Half way through the afternoon, I went a little quiet.

Now this has sometimes been interpreted as sulking, or a sure sign that the lunchtime beer is wearing off. But not this time, because my head was starting to spin. I'd hoped to try and make a little sense of it all, find some answers so to speak, that could be applied to mankind's mess that it is currently creating for itself. The sheer scale of the slaughter is mind boggling, you could spend months visiting different cemeteries in the Somme alone, and the conditions and courage that existed in the trenches is difficult to comprehend.

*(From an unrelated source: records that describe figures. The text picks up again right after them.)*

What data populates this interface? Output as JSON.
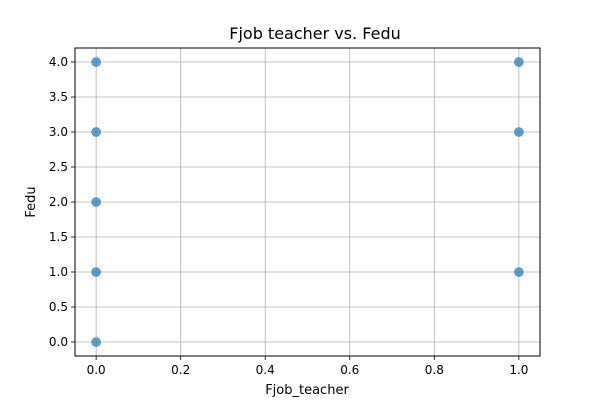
{
  "chart_data": {
    "type": "scatter",
    "title": "Fjob teacher vs. Fedu",
    "xlabel": "Fjob_teacher",
    "ylabel": "Fedu",
    "xlim": [
      -0.05,
      1.05
    ],
    "ylim": [
      -0.2,
      4.2
    ],
    "x_ticks": [
      "0.0",
      "0.2",
      "0.4",
      "0.6",
      "0.8",
      "1.0"
    ],
    "y_ticks": [
      "0.0",
      "0.5",
      "1.0",
      "1.5",
      "2.0",
      "2.5",
      "3.0",
      "3.5",
      "4.0"
    ],
    "grid": true,
    "series": [
      {
        "color": "#1f77b4",
        "points": [
          {
            "x": 0,
            "y": 0
          },
          {
            "x": 0,
            "y": 1
          },
          {
            "x": 0,
            "y": 2
          },
          {
            "x": 0,
            "y": 3
          },
          {
            "x": 0,
            "y": 4
          },
          {
            "x": 1,
            "y": 1
          },
          {
            "x": 1,
            "y": 3
          },
          {
            "x": 1,
            "y": 4
          }
        ]
      }
    ]
  }
}
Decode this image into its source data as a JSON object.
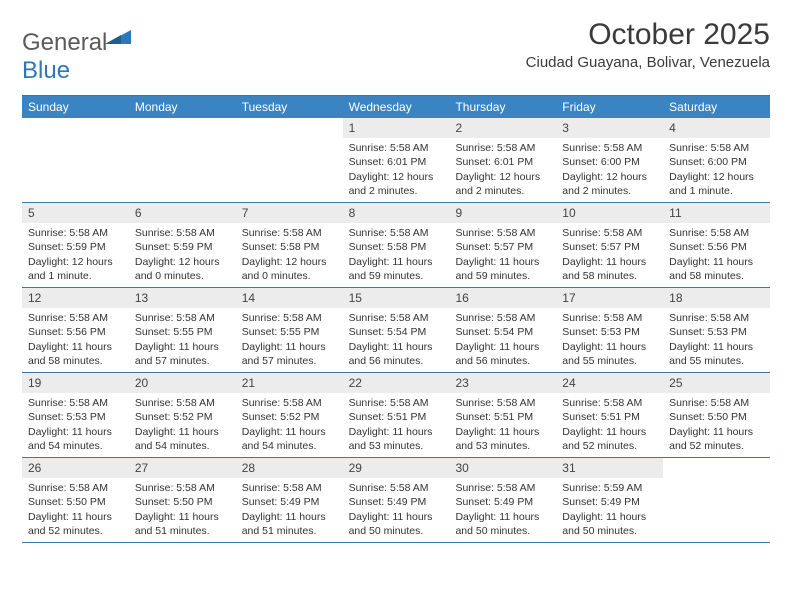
{
  "colors": {
    "header_bg": "#3a84c4",
    "border": "#3a78a8",
    "daynum_bg": "#ececec",
    "text": "#333333",
    "logo_gray": "#5a5a5a",
    "logo_blue": "#2f78b7"
  },
  "fonts": {
    "title_size": 30,
    "subtitle_size": 15,
    "weekday_size": 12,
    "daynum_size": 12,
    "body_size": 10.5,
    "family": "Arial"
  },
  "logo": {
    "part1": "General",
    "part2": "Blue"
  },
  "title": "October 2025",
  "subtitle": "Ciudad Guayana, Bolivar, Venezuela",
  "weekdays": [
    "Sunday",
    "Monday",
    "Tuesday",
    "Wednesday",
    "Thursday",
    "Friday",
    "Saturday"
  ],
  "weeks": [
    [
      {
        "n": "",
        "sr": "",
        "ss": "",
        "dl": ""
      },
      {
        "n": "",
        "sr": "",
        "ss": "",
        "dl": ""
      },
      {
        "n": "",
        "sr": "",
        "ss": "",
        "dl": ""
      },
      {
        "n": "1",
        "sr": "5:58 AM",
        "ss": "6:01 PM",
        "dl": "12 hours and 2 minutes."
      },
      {
        "n": "2",
        "sr": "5:58 AM",
        "ss": "6:01 PM",
        "dl": "12 hours and 2 minutes."
      },
      {
        "n": "3",
        "sr": "5:58 AM",
        "ss": "6:00 PM",
        "dl": "12 hours and 2 minutes."
      },
      {
        "n": "4",
        "sr": "5:58 AM",
        "ss": "6:00 PM",
        "dl": "12 hours and 1 minute."
      }
    ],
    [
      {
        "n": "5",
        "sr": "5:58 AM",
        "ss": "5:59 PM",
        "dl": "12 hours and 1 minute."
      },
      {
        "n": "6",
        "sr": "5:58 AM",
        "ss": "5:59 PM",
        "dl": "12 hours and 0 minutes."
      },
      {
        "n": "7",
        "sr": "5:58 AM",
        "ss": "5:58 PM",
        "dl": "12 hours and 0 minutes."
      },
      {
        "n": "8",
        "sr": "5:58 AM",
        "ss": "5:58 PM",
        "dl": "11 hours and 59 minutes."
      },
      {
        "n": "9",
        "sr": "5:58 AM",
        "ss": "5:57 PM",
        "dl": "11 hours and 59 minutes."
      },
      {
        "n": "10",
        "sr": "5:58 AM",
        "ss": "5:57 PM",
        "dl": "11 hours and 58 minutes."
      },
      {
        "n": "11",
        "sr": "5:58 AM",
        "ss": "5:56 PM",
        "dl": "11 hours and 58 minutes."
      }
    ],
    [
      {
        "n": "12",
        "sr": "5:58 AM",
        "ss": "5:56 PM",
        "dl": "11 hours and 58 minutes."
      },
      {
        "n": "13",
        "sr": "5:58 AM",
        "ss": "5:55 PM",
        "dl": "11 hours and 57 minutes."
      },
      {
        "n": "14",
        "sr": "5:58 AM",
        "ss": "5:55 PM",
        "dl": "11 hours and 57 minutes."
      },
      {
        "n": "15",
        "sr": "5:58 AM",
        "ss": "5:54 PM",
        "dl": "11 hours and 56 minutes."
      },
      {
        "n": "16",
        "sr": "5:58 AM",
        "ss": "5:54 PM",
        "dl": "11 hours and 56 minutes."
      },
      {
        "n": "17",
        "sr": "5:58 AM",
        "ss": "5:53 PM",
        "dl": "11 hours and 55 minutes."
      },
      {
        "n": "18",
        "sr": "5:58 AM",
        "ss": "5:53 PM",
        "dl": "11 hours and 55 minutes."
      }
    ],
    [
      {
        "n": "19",
        "sr": "5:58 AM",
        "ss": "5:53 PM",
        "dl": "11 hours and 54 minutes."
      },
      {
        "n": "20",
        "sr": "5:58 AM",
        "ss": "5:52 PM",
        "dl": "11 hours and 54 minutes."
      },
      {
        "n": "21",
        "sr": "5:58 AM",
        "ss": "5:52 PM",
        "dl": "11 hours and 54 minutes."
      },
      {
        "n": "22",
        "sr": "5:58 AM",
        "ss": "5:51 PM",
        "dl": "11 hours and 53 minutes."
      },
      {
        "n": "23",
        "sr": "5:58 AM",
        "ss": "5:51 PM",
        "dl": "11 hours and 53 minutes."
      },
      {
        "n": "24",
        "sr": "5:58 AM",
        "ss": "5:51 PM",
        "dl": "11 hours and 52 minutes."
      },
      {
        "n": "25",
        "sr": "5:58 AM",
        "ss": "5:50 PM",
        "dl": "11 hours and 52 minutes."
      }
    ],
    [
      {
        "n": "26",
        "sr": "5:58 AM",
        "ss": "5:50 PM",
        "dl": "11 hours and 52 minutes."
      },
      {
        "n": "27",
        "sr": "5:58 AM",
        "ss": "5:50 PM",
        "dl": "11 hours and 51 minutes."
      },
      {
        "n": "28",
        "sr": "5:58 AM",
        "ss": "5:49 PM",
        "dl": "11 hours and 51 minutes."
      },
      {
        "n": "29",
        "sr": "5:58 AM",
        "ss": "5:49 PM",
        "dl": "11 hours and 50 minutes."
      },
      {
        "n": "30",
        "sr": "5:58 AM",
        "ss": "5:49 PM",
        "dl": "11 hours and 50 minutes."
      },
      {
        "n": "31",
        "sr": "5:59 AM",
        "ss": "5:49 PM",
        "dl": "11 hours and 50 minutes."
      },
      {
        "n": "",
        "sr": "",
        "ss": "",
        "dl": ""
      }
    ]
  ],
  "labels": {
    "sunrise": "Sunrise:",
    "sunset": "Sunset:",
    "daylight": "Daylight:"
  }
}
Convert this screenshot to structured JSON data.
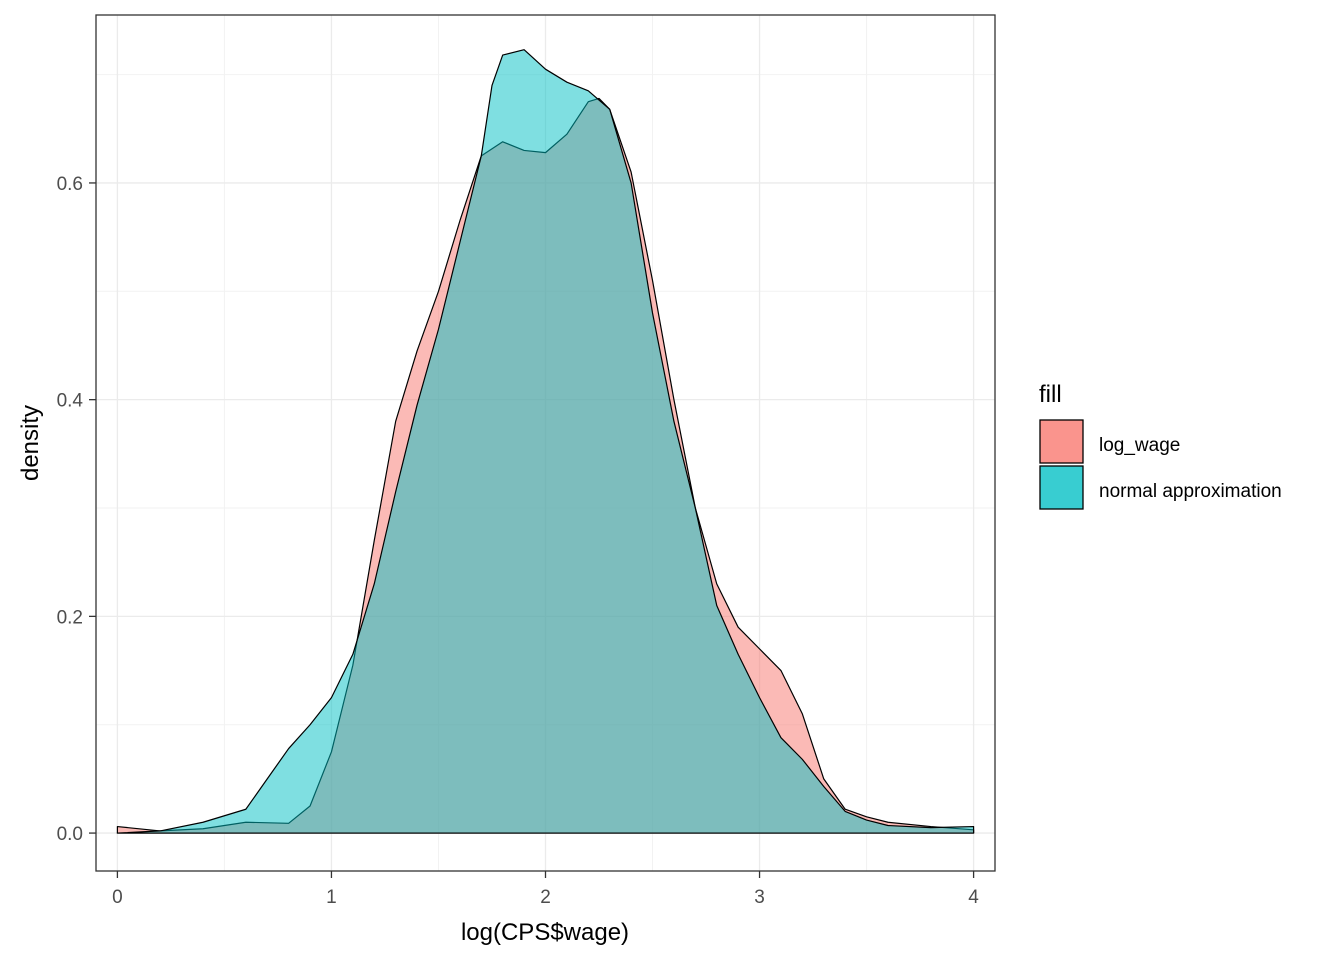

Ok it was a case of new technology causing carnage on outdated methods of making war. Machine guns, gas, aeroplanes and tanks, made a decisive cavalry charge which had served in many battles throughout the previous century redundant and was replaced with defensive attritional warfare as methods of coping with this new means of waging war were hastily devised. Communication was obviously key and, and the "send reinforcements we're going to advance, - send three and four pence, we're going to a dance" parable seems to have some truth about it.

I seem to have come away with even more questions, rather than the few answers I had hoped for. The one thing that does stand out, is that a few circumstances conspired in a short space of time to shape the course of much of the last century. Countries were forced to take sides, go to war, millions died, and when the war ended, a movement was begun in the defeated nation whose populace had been brought to its knees, and out of the German Socialist Party, sprang the Nazi movement and the die was cast for a repeat performance.

Apologies for another post completely free of fishing, but this guff started out as a means of remembering what I am supposed to be doing from day to day, and I had to write something down for no other reason than for myself. If the tone slipped into the flippant at any point, I apologise, but flippancy and irreverence are qualities that I value about living in a "Free Society" and for that I give thanks, and will now, never forget.

A million words wouldn't do justice to the actual impact of visiting these places and once again, well done The Commonwealth War Graves Commission.

If anyone needs a guide to these places, I can recommend our hosts. Driver McGyver delivered us to each destination directly and smoothly and the chap in the passenger seat who is a defunct decorator to the "Rich and Famous" and is now breaking new ground in the world of breakfast beverages with a crossover cuppa whose actual recipe, like that of Coca Cola shall remain under lock and key, but whose principle components comprise a teabag in a cup of coffee. (Many in the room raised their eyebrows at this concoction, but the seers amongst us quickly singled this out as a "Dr Pepper" moment and the future of liquid refreshment). was a mine of information for laymen such as ourselves, just don't ask him to source a trolley in a French Supermarket - completely bamboozled.
Thanks again it was a terrific trip, and I hope this proves that I was listening.